Молоко томится в медленно остывающей печи и обретает драгоценные качества. Словами не описать бесподобную красновато-коричневую корочку, которая, словно фирменный, знак запечатала содержимое крынки. Вкушая эту молочную прелесть, понимаешь, на какие чудеса способна русская печь. Белое-белое, монотонное, как снег или вода, молоко, побывав в печи, становится продуктом колористически богатым. Под коричневой корочкой собираются в изрядном количестве ароматные, сладкие, томлёные, побуревшие от жары, тающие во рту сливки. Мудрено отделить от корочки, запекшегося самого верхнего слоя, вытесненный наверх, до предела уплотнённый печным жаром молочный жир. Это то, что названо вкусным словом пенка, пенка с томлёными сливками. Одинаково страстно любили эти сотворённые бабушкой в русской печи пенки как Петр Липатович Лугов, которому в Москву везли томлёное молоко, так и внук Юрик, находившийся ближе всех к вожделенным пенкам.
Возле ног бабушки, орудовавшей кочергой и ухватами, постоянно вертелись кот Мурзик и я. В небольшом чугунке кипела, музыкально булькая, похлёбка к обеду. Это или суп с сушёными белыми грибами, или мясное первое блюдо – картофельный суп с бараниной или свиным мозжечком и рёбрышками. Ещё вкуснее становится похлёбка, когда в чугунок к картошке и мясу бабушка добавит горсти две крупы-ядрицы. Меня, вернувшегося с гулянья или после долгого купанья в речке Лопасне, бабушка, ласково приговаривая, угощала супом:
– Похлебай, мальчик, жиденького, горяченького.

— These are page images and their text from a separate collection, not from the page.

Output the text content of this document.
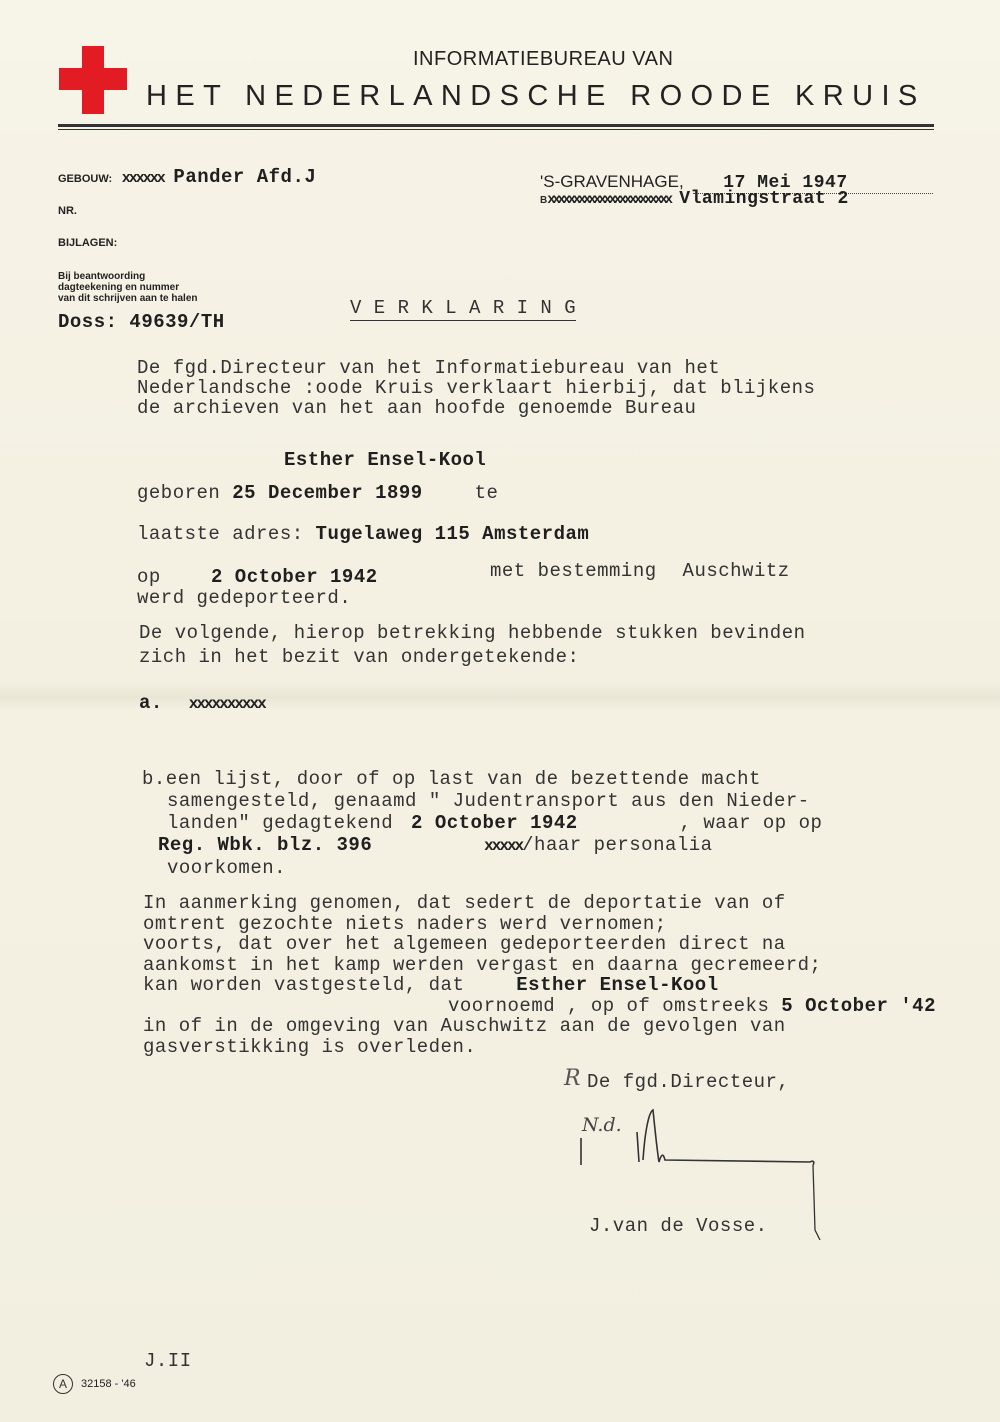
INFORMATIEBUREAU VAN
HET NEDERLANDSCHE ROODE KRUIS
GEBOUW: xxxxxx Pander Afd.J
NR.
BIJLAGEN:
Bij beantwoording
dagteekening en nummer
van dit schrijven aan te halen
Doss: 49639/TH
'S-GRAVENHAGE, 17 Mei 1947
Bxxxxxxxxxxxxxxxxxxxxxxxx Vlamingstraat 2
V E R K L A R I N G
De fgd.Directeur van het Informatiebureau van het
Nederlandsche :oode Kruis verklaart hierbij, dat blijkens
de archieven van het aan hoofde genoemde Bureau
Esther Ensel-Kool
geboren 25 December 1899	te
laatste adres: Tugelaweg 115 Amsterdam
op	2 October 1942	met bestemming Auschwitz
werd gedeporteerd.
De volgende, hierop betrekking hebbende stukken bevinden
zich in het bezit van ondergetekende:
a. xxxxxxxxxx
b.een lijst, door of op last van de bezettende macht
samengesteld, genaamd " Judentransport aus den Nieder-
landen" gedagtekend 2 October 1942	, waar op op
Reg. Wbk. blz. 396	xxxxx/haar personalia
voorkomen.
In aanmerking genomen, dat sedert de deportatie van of
omtrent gezochte niets naders werd vernomen;
voorts, dat over het algemeen gedeporteerden direct na
aankomst in het kamp werden vergast en daarna gecremeerd;
kan worden vastgesteld, dat	Esther Ensel-Kool
voornoemd , op of omstreeks 5 October '42
in of in de omgeving van Auschwitz aan de gevolgen van
gasverstikking is overleden.
R De fgd.Directeur,
N.d.
J.van de Vosse.
J.II
A	32158 - '46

Отсутствием аппетита её внук не страдал: молниеносно оказывался за столом, у самого окна, чтобы видеть, что делается на улице, придвигал к себе тарелку и азартно хлебал.
– Ешь с хлебом, – поучала бабушка. – Похлёбка от хлеба происходит – хлёбово. Запомни пословицу: «Мы работы не боимся – было бы хлёбово».

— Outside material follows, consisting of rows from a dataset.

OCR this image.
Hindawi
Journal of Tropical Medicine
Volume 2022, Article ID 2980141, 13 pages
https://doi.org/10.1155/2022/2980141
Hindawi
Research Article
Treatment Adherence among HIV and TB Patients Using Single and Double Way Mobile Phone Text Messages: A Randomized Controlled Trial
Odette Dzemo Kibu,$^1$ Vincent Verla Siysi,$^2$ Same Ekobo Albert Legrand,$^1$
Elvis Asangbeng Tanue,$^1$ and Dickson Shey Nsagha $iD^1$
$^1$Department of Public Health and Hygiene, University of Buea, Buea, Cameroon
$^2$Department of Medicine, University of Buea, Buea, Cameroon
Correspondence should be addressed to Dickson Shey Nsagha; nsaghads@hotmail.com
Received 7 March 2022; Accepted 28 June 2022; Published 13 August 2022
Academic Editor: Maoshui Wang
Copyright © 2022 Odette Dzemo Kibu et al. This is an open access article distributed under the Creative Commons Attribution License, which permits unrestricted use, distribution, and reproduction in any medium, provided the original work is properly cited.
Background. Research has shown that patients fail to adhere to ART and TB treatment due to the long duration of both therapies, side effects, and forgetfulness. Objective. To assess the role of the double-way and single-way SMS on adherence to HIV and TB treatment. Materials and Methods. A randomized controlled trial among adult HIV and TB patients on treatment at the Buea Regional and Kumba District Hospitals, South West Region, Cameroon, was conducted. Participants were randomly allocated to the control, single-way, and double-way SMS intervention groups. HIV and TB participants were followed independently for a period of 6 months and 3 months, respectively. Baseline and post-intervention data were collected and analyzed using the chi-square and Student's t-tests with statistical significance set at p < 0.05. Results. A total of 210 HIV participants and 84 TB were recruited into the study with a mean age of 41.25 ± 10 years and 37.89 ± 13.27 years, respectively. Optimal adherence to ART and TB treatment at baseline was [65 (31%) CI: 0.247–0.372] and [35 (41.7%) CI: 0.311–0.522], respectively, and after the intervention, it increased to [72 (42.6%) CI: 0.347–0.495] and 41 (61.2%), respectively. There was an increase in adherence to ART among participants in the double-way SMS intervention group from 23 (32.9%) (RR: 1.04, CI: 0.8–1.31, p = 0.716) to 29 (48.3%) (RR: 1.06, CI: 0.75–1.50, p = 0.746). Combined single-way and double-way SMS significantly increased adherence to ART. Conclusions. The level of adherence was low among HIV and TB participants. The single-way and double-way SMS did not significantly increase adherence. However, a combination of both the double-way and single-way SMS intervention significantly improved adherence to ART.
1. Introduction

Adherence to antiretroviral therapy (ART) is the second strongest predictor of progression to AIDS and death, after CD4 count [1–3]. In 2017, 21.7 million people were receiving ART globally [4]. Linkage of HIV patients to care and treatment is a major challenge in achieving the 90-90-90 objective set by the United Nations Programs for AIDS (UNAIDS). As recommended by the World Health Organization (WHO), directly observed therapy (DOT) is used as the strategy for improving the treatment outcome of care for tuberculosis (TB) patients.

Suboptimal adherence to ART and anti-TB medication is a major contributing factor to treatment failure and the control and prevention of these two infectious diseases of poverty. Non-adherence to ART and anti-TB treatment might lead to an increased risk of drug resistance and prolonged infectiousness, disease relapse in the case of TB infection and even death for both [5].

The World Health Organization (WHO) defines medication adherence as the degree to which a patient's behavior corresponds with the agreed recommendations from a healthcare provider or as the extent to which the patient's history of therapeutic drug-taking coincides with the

Расправившись с первым, да так, что тарелку не надо было мыть, я принимался облизывать ложку.
– Похлебал да и ложку облизал. Молодец!
В печи, дожидаясь своей очереди, прела гречневая каша. Не могу не признаться, что и теперь, пребывая в больших годах, ем кашу гречневую и обязательно с молоком, а это ещё одно хлёбово.
Известна всем и каждому байка про то, как в крестьянстве нанимали работника. Хозяин сажал батрака за стол и смотрел, как тот ест. Споро или лениво. Считалось, как за столом, так и в поле: лениво ест – лениво будет работать.
Бабушка в моей памяти неотделима от печи, сочетается с ней – вижу её легкую, словно без плоти, кожа да кости, высокую фигуру. Несуетная, достоинство своё строго блюла. В длинном, свободного покроя, неброского цвета платье, в шерстяной, вязаной безрукавке. В старости ей и вблизи печи зябко.
– Кровь не греет, – жаловалась бабушка, однако не помню, чтобы когда-либо она в расслабленности лежала на горячих печных кирпичах. Забот вокруг русской печи хватало на полный день, без роздыха. И вечером ей приходилось то об одном, то о другом вспоминать.
– Батюшки, сухари мои как бы не обуглились – заслонка-то так и пышет жаром.
Раз в неделю пекли подовый хлеб. А это такая духмяная радость, что и передать нельзя. Бабушка, достав испечённый на тщательно выметенных накалённых кирпичах хлеб, непременно отламывала край небольшого кругленького хлебца. Тёмная плотная корка, ржаной дух, сытная, вкусная, хорошо пропечённая хлебная сердцевина – радость на сердце. Хлеб – имя существительное – задолго до школьного урока на эту тему я сие усвоил, как «Отче наш».
А ещё памятны ржаные лепёшки на сале да с кружкой топлённого с пенками молока, чтоб вприкуску. Выглядело это бабушкино угощенье по переданному на ушко заказу внука весьма забавно. Лепёшка до того была хороша, что я не успевал осознать, что вот лежала на столе круглая, плотная, сытная, красивая – и нет её, а в кружке молока ещё порядочно осталось.